Eli Lilly is now conducting a large-scale clinical trial to determine whether lepodisiran can prevent heart attacks, strokes, or cardiovascular deaths, with results expected in 2029. Other Lp(a)-targeting drugs may deliver findings sooner—the first, a Novartis injection given monthly, is set to report results in 2026.

Still, cardiologists caution that reducing Lp(a) may not necessarily translate into fewer heart attacks or strokes. History has shown that modifying a risk factor doesn’t always improve outcomes. For instance, drugs designed to raise HDL, or “good cholesterol,” once seemed promising because naturally high HDL levels were linked to lower heart disease risk—yet those drugs ultimately failed to provide protection.

image 104 Eli Lilly's drug: Experimental Drug Significantly Lowers Heart Attack-Linked Particle
Eli Lilly and Company is among several companies working on innovative drugs to reduce Lp(a) production in the body

“Lp(a)-lowering is a huge new frontier in cardiovascular medicine,” said Dr. Daniel Rader, a preventive cardiologist at the University of Pennsylvania’s Perelman School of Medicine. Dr. Rader, who serves on Novartis’s scientific advisory board, also authored an editorial accompanying the new study.

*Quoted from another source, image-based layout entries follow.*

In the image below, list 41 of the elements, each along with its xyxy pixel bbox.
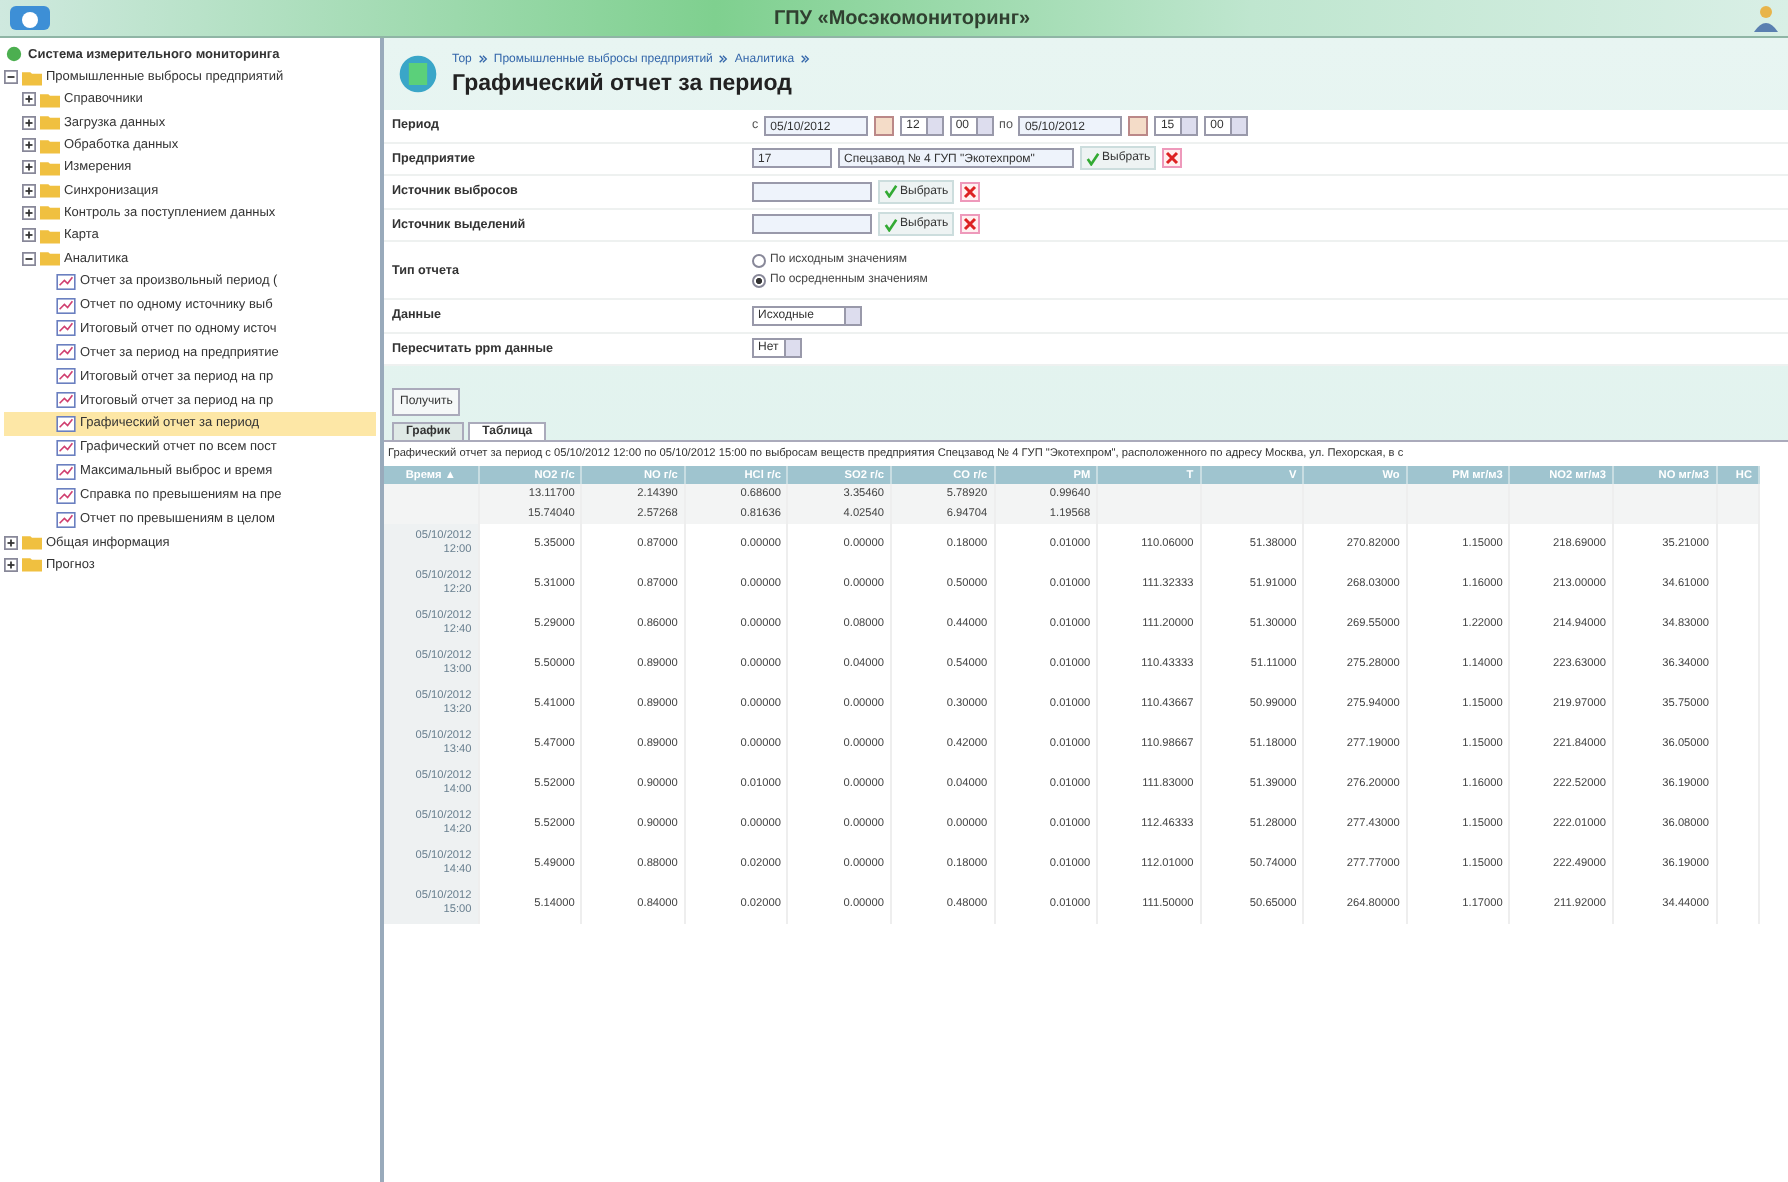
expand-icon[interactable] bbox=[22, 115, 36, 130]
report-icon bbox=[56, 273, 76, 290]
expand-icon[interactable] bbox=[4, 557, 18, 572]
source-field[interactable] bbox=[752, 214, 872, 235]
expand-icon[interactable] bbox=[22, 205, 36, 220]
check-icon bbox=[884, 217, 898, 232]
clear-icon[interactable] bbox=[1162, 148, 1183, 169]
report-icon bbox=[56, 487, 76, 504]
expand-icon[interactable] bbox=[4, 535, 18, 550]
report-icon bbox=[56, 344, 76, 361]
logo-icon bbox=[8, 4, 52, 32]
globe-icon bbox=[4, 46, 24, 62]
report-icon bbox=[56, 368, 76, 385]
expand-icon[interactable] bbox=[22, 92, 36, 107]
report-icon bbox=[56, 511, 76, 528]
calendar-icon[interactable] bbox=[1128, 115, 1149, 136]
clear-icon[interactable] bbox=[960, 181, 981, 202]
expand-icon[interactable] bbox=[22, 138, 36, 153]
chevron-icon bbox=[477, 54, 488, 64]
clear-icon[interactable] bbox=[960, 214, 981, 235]
calendar-icon[interactable] bbox=[874, 115, 895, 136]
report-icon bbox=[56, 439, 76, 456]
expand-icon[interactable] bbox=[22, 228, 36, 243]
user-icon[interactable] bbox=[1752, 4, 1780, 32]
page-title: Графический отчет за период bbox=[452, 71, 794, 95]
expand-icon[interactable] bbox=[22, 251, 36, 266]
expand-icon[interactable] bbox=[22, 183, 36, 198]
report-icon bbox=[56, 320, 76, 337]
report-icon bbox=[56, 463, 76, 480]
source-field[interactable] bbox=[752, 181, 872, 202]
report-icon bbox=[56, 392, 76, 409]
expand-icon[interactable] bbox=[22, 160, 36, 175]
report-icon bbox=[56, 415, 76, 432]
window-title: ГПУ «Мосэкомониторинг» bbox=[771, 7, 1033, 29]
app-logo-icon bbox=[396, 52, 440, 96]
check-icon bbox=[1086, 151, 1100, 166]
chevron-icon bbox=[800, 54, 811, 64]
report-icon bbox=[56, 297, 76, 313]
chevron-icon bbox=[718, 54, 729, 64]
check-icon bbox=[884, 184, 898, 199]
expand-icon[interactable] bbox=[4, 70, 18, 85]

Treatments targeting Lp(a) have been a long time coming.

Identified as a heart disease risk factor in 1974, Lp(a) is influenced by genetics rather than lifestyle or environmental factors, making it difficult to manage through conventional means.

Even slightly elevated Lp(a) levels increase the risk of heart attack or stroke by about 25%. For the 10% of the population with very high levels, the risk can double.

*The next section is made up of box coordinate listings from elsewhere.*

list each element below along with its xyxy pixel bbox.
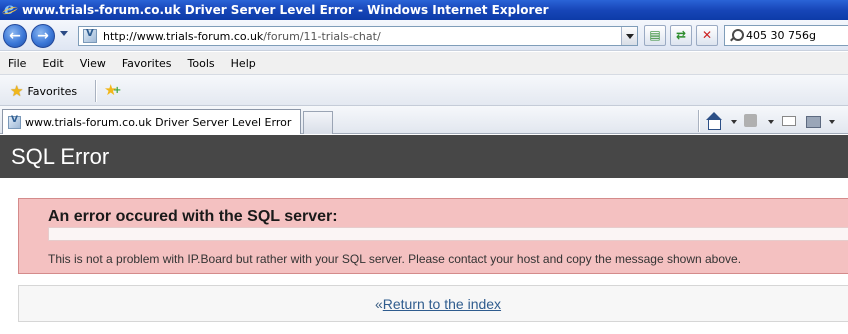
favorites-bar: ★ Favorites ★ bbox=[0, 74, 848, 106]
return-to-index-link[interactable]: Return to the index bbox=[383, 296, 501, 312]
menu-bar: File Edit View Favorites Tools Help bbox=[0, 52, 848, 74]
error-title: An error occured with the SQL server: bbox=[48, 208, 338, 225]
add-to-favorites-bar-icon[interactable]: ★ bbox=[104, 81, 122, 99]
page-title: SQL Error bbox=[0, 135, 848, 178]
tab-current[interactable]: www.trials-forum.co.uk Driver Server Lev… bbox=[2, 109, 301, 134]
command-bar-separator bbox=[698, 110, 700, 132]
feeds-dropdown-icon[interactable] bbox=[768, 120, 774, 124]
tab-favicon-icon bbox=[8, 115, 21, 129]
stop-button[interactable]: ✕ bbox=[696, 25, 718, 46]
tab-row: www.trials-forum.co.uk Driver Server Lev… bbox=[0, 106, 848, 134]
page-content: SQL Error An error occured with the SQL … bbox=[0, 135, 848, 334]
address-field[interactable]: http://www.trials-forum.co.uk/forum/11-t… bbox=[78, 26, 638, 46]
error-note: This is not a problem with IP.Board but … bbox=[48, 252, 742, 266]
favorites-separator bbox=[95, 80, 97, 102]
error-box: An error occured with the SQL server: Th… bbox=[18, 198, 848, 274]
menu-favorites[interactable]: Favorites bbox=[114, 57, 180, 70]
tab-label: www.trials-forum.co.uk Driver Server Lev… bbox=[25, 115, 292, 129]
return-box: «Return to the index bbox=[18, 285, 848, 322]
menu-edit[interactable]: Edit bbox=[34, 57, 71, 70]
menu-view[interactable]: View bbox=[72, 57, 114, 70]
search-value: 405 30 756g bbox=[746, 29, 816, 42]
navigation-bar: ← → http://www.trials-forum.co.uk/forum/… bbox=[0, 20, 848, 51]
back-button[interactable]: ← bbox=[3, 24, 27, 48]
ie-logo-icon bbox=[2, 0, 18, 18]
address-url[interactable]: http://www.trials-forum.co.uk/forum/11-t… bbox=[103, 30, 381, 43]
new-tab-button[interactable] bbox=[303, 111, 333, 134]
favorites-button[interactable]: ★ Favorites bbox=[4, 80, 83, 102]
favorites-label: Favorites bbox=[27, 84, 78, 98]
menu-file[interactable]: File bbox=[0, 57, 34, 70]
return-prefix: « bbox=[374, 296, 383, 312]
url-path: /forum/11-trials-chat/ bbox=[263, 29, 381, 43]
favorites-star-icon: ★ bbox=[10, 82, 24, 100]
menu-help[interactable]: Help bbox=[223, 57, 264, 70]
print-icon[interactable] bbox=[806, 116, 821, 128]
print-dropdown-icon[interactable] bbox=[829, 120, 835, 124]
error-message-field bbox=[48, 227, 848, 241]
search-input[interactable]: 405 30 756g bbox=[724, 25, 848, 46]
window-title: www.trials-forum.co.uk Driver Server Lev… bbox=[22, 3, 549, 17]
recent-pages-dropdown[interactable] bbox=[60, 31, 68, 36]
refresh-button[interactable]: ⇄ bbox=[670, 25, 692, 46]
url-domain: http://www.trials-forum.co.uk bbox=[103, 29, 264, 43]
menu-tools[interactable]: Tools bbox=[180, 57, 223, 70]
read-mail-icon[interactable] bbox=[782, 116, 796, 126]
compatibility-view-button[interactable]: ▤ bbox=[644, 25, 666, 46]
site-favicon-icon bbox=[83, 28, 97, 43]
search-icon[interactable] bbox=[729, 28, 744, 43]
feeds-icon[interactable] bbox=[744, 114, 757, 127]
address-dropdown-button[interactable] bbox=[621, 27, 637, 45]
window-titlebar: www.trials-forum.co.uk Driver Server Lev… bbox=[0, 0, 848, 20]
forward-button[interactable]: → bbox=[31, 24, 55, 48]
home-dropdown-icon[interactable] bbox=[731, 120, 737, 124]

Cardiologists often find that patients with no obvious risk factors for heart attacks or strokes—those with normal cholesterol levels, healthy blood pressure, and no smoking history—have elevated Lp(a) levels. Many also have a family history of unexplained heart disease. The same pattern appears in young heart attack patients, said Dr. Steven Nissen, a preventive cardiologist at the Cleveland Clinic and academic leader for the Lilly drug trial and other Lp(a)-targeting clinical studies.

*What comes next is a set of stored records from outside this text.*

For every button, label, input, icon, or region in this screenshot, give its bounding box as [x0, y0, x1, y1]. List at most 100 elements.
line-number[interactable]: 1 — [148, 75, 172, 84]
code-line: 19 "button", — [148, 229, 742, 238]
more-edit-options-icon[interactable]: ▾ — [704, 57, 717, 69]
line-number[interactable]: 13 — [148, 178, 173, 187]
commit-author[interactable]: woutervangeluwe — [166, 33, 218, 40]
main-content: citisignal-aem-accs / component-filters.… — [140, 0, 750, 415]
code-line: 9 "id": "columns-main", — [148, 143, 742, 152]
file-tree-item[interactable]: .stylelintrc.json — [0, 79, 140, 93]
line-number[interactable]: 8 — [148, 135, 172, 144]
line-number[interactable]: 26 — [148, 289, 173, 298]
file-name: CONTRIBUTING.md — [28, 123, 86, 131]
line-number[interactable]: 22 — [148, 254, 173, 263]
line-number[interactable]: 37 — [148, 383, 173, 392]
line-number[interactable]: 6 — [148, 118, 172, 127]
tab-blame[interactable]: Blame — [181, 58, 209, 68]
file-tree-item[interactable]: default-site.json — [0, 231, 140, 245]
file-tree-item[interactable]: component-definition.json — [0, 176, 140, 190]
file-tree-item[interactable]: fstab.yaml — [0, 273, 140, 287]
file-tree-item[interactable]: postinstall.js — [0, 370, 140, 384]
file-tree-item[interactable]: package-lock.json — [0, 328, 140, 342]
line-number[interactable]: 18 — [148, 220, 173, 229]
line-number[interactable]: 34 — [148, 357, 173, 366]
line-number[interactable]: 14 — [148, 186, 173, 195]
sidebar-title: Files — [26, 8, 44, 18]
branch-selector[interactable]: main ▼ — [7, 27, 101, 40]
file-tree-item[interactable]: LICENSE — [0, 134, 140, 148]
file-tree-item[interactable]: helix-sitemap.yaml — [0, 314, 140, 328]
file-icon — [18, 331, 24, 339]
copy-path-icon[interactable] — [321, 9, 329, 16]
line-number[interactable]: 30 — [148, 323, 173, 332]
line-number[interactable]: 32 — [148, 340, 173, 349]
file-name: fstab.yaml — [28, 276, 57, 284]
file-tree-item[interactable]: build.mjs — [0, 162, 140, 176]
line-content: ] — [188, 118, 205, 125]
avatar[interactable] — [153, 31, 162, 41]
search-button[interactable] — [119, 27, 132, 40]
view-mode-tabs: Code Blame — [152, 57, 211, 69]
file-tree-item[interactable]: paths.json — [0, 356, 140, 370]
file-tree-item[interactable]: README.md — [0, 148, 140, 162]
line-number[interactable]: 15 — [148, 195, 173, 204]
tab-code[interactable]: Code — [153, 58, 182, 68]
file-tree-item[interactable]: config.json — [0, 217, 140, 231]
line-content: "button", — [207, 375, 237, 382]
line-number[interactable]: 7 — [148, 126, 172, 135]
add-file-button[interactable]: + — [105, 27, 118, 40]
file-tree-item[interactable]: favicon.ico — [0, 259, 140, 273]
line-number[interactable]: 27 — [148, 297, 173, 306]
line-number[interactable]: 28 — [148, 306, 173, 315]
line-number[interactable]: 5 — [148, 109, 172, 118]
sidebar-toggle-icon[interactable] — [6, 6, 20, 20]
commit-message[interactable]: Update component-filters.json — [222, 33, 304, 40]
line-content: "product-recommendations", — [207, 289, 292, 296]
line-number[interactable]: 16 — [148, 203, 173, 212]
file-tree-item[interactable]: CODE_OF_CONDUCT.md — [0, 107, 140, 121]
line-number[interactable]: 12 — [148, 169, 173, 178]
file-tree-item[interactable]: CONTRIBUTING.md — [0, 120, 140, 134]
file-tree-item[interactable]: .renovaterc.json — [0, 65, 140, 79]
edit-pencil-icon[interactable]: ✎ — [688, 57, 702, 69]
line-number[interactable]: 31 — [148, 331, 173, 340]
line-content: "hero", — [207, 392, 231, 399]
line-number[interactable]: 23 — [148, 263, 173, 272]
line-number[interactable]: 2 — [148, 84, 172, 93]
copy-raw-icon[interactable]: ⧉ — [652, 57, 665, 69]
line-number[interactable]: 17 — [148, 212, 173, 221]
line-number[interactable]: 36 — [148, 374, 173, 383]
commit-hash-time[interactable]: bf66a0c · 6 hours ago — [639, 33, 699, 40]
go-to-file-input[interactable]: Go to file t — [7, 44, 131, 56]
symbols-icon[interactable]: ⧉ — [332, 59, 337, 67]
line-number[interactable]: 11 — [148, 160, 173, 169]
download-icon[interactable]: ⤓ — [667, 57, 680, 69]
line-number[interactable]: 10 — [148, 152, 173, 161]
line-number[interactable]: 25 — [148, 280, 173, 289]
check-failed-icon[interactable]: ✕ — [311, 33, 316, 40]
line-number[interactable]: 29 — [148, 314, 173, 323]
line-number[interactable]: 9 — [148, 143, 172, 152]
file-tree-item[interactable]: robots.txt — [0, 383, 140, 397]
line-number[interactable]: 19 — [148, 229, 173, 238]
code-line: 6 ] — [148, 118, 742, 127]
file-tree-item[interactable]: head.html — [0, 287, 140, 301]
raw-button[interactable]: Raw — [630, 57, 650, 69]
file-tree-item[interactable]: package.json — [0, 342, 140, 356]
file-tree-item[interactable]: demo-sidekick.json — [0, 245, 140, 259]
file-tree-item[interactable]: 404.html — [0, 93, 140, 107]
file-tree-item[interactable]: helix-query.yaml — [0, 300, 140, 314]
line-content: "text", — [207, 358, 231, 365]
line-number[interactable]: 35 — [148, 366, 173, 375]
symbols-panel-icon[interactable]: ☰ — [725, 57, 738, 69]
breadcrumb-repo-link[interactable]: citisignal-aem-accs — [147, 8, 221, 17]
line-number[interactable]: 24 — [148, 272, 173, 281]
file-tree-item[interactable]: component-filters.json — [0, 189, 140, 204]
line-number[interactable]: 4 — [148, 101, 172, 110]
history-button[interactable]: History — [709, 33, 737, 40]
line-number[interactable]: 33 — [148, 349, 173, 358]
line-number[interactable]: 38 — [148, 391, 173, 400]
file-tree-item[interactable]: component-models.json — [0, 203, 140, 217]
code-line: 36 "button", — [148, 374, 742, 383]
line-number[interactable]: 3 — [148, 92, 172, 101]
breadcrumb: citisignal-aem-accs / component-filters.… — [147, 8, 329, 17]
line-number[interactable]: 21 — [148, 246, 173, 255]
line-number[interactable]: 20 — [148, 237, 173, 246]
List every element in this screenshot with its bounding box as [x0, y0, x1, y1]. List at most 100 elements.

“If you go into the coronary care unit and see someone who is 40 years old with an acute myocardial infarction, you need to know their Lp(a) level,” Dr. Nissen said. Many such patients have levels exceeding 250 nanomoles per liter—far above the upper limit of 75.

Dr. David Maron sees similar cases regularly. His clinic is filled with patients who were puzzled by their heart disease—until they discovered their Lp(a) levels were high.

One of them is Monte Wooden, a 71-year-old retired firefighter from Redding, California. Despite moderately elevated LDL cholesterol, normal blood pressure, and no smoking history, he had his first heart attack in 2006 while on a statin. His family history was striking—his paternal grandmother had a heart attack in her 40s and died at 63, his father and uncle died of heart disease, and his brother suffered a fatal heart attack.

When Dr. Maron tested Wooden’s Lp(a) level, it exceeded 400.

Preventive cardiologists like Dr. Gulati, Dr. Nissen, and Dr. Rader routinely test their patients’ Lp(a) levels, emphasizing that since genetics control Lp(a), a single test is sufficient.

Dr. Nissen is direct with his Lp(a)-positive patients:

“We say: You have a disorder with serious implications. I want to take every risk factor you have off the table.”

Yet, Lp(a) testing remains rare. Dr. Gulati noted that only 0.3% of the U.S. population has been tested, even though insurance covers the test. Even among heart disease patients, just 3% have been screened.

She and other cardiologists argue that all adults should have their Lp(a) levels checked. If elevated, doctors should aggressively manage other cardiovascular risk factors.

For Wooden, that meant taking Repatha, a powerful cholesterol-lowering drug, which brought his LDL cholesterol down to 30.

Mr. Wooden’s case, however, didn’t end there. Dr. Maron enrolled him in a clinical trial testing one of the new Lp(a)-lowering drugs.

During the trial, Wooden experienced no symptoms of heart disease—no chest pain, no breathlessness. But after the trial ended, his symptoms returned, ultimately leading to a quadruple bypass surgery.

“It’s anecdotal,” Dr. Maron said, “but it speaks to the likelihood that these drugs prevent heart attacks.”